The most common OTDR testing mistakes are skipping a launch cable, testing at the wrong wavelength for the fiber type, and misreading dead zones — all of which produce inaccurate or incomplete trace data.

Without a launch cable (typically 100–500 meters of known-good fiber), the OTDR's event dead zone swallows the first connector on the link entirely, and you lose the most fault-prone point in the run. Testing a single-mode plant at 850nm instead of 1310nm or 1550nm returns meaningless loss figures. Confusing the event dead zone with the attenuation dead zone leads technicians to report accurate event locations but wrong loss values — a critical distinction on splice documentation for FTTx builds. The D YEDEMC Mini-Pro OTDR's 3-meter event dead zone and 8-meter attenuation dead zone are short enough for dense FTTH enclosures, but only if the technician knows which number applies to which measurement.

  • Mini-Pro OTDR event dead zone: 3 meters — minimum distance to detect a second event after a reflection.

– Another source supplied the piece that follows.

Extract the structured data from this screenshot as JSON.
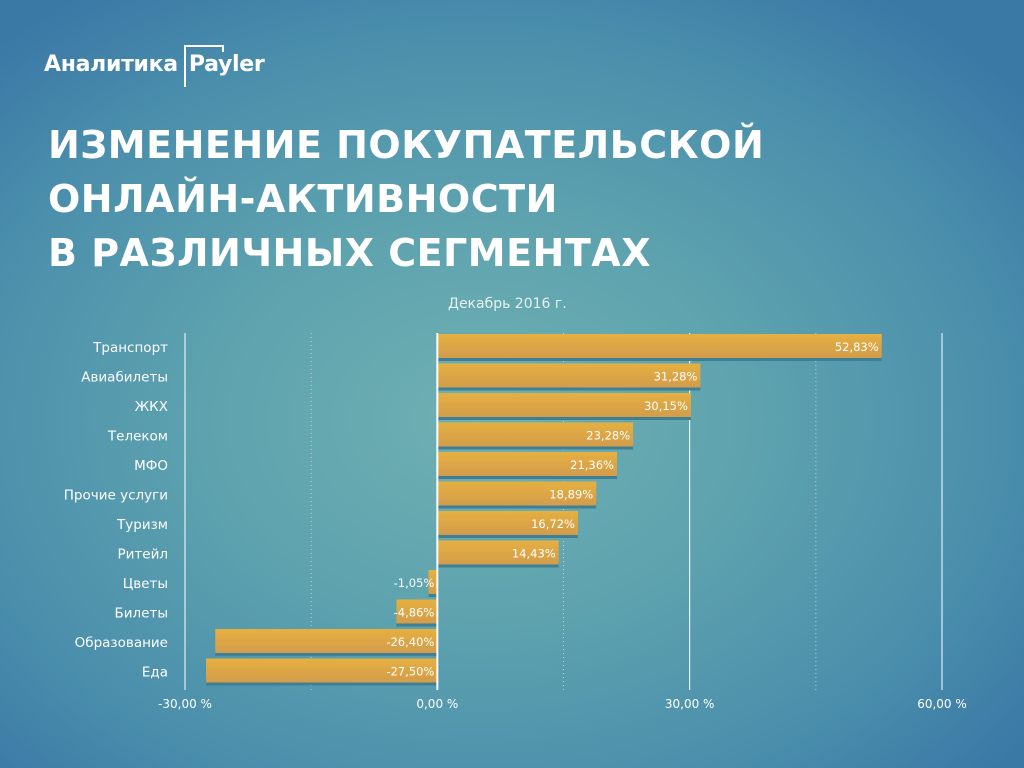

  • Mini-Pro OTDR attenuation dead zone: 8 meters — minimum distance to accurately measure loss after a reflection.
  • Recommended launch cable length for OTDR testing: 100–500 meters of matched fiber type.
  • Single-mode OTDR testing wavelengths: 1310nm and 1550nm — not 850nm, which is multimode-only.
  • Splice loss threshold warranting a re-splice: any fusion splice showing greater than 0.2 dB on an OTDR trace.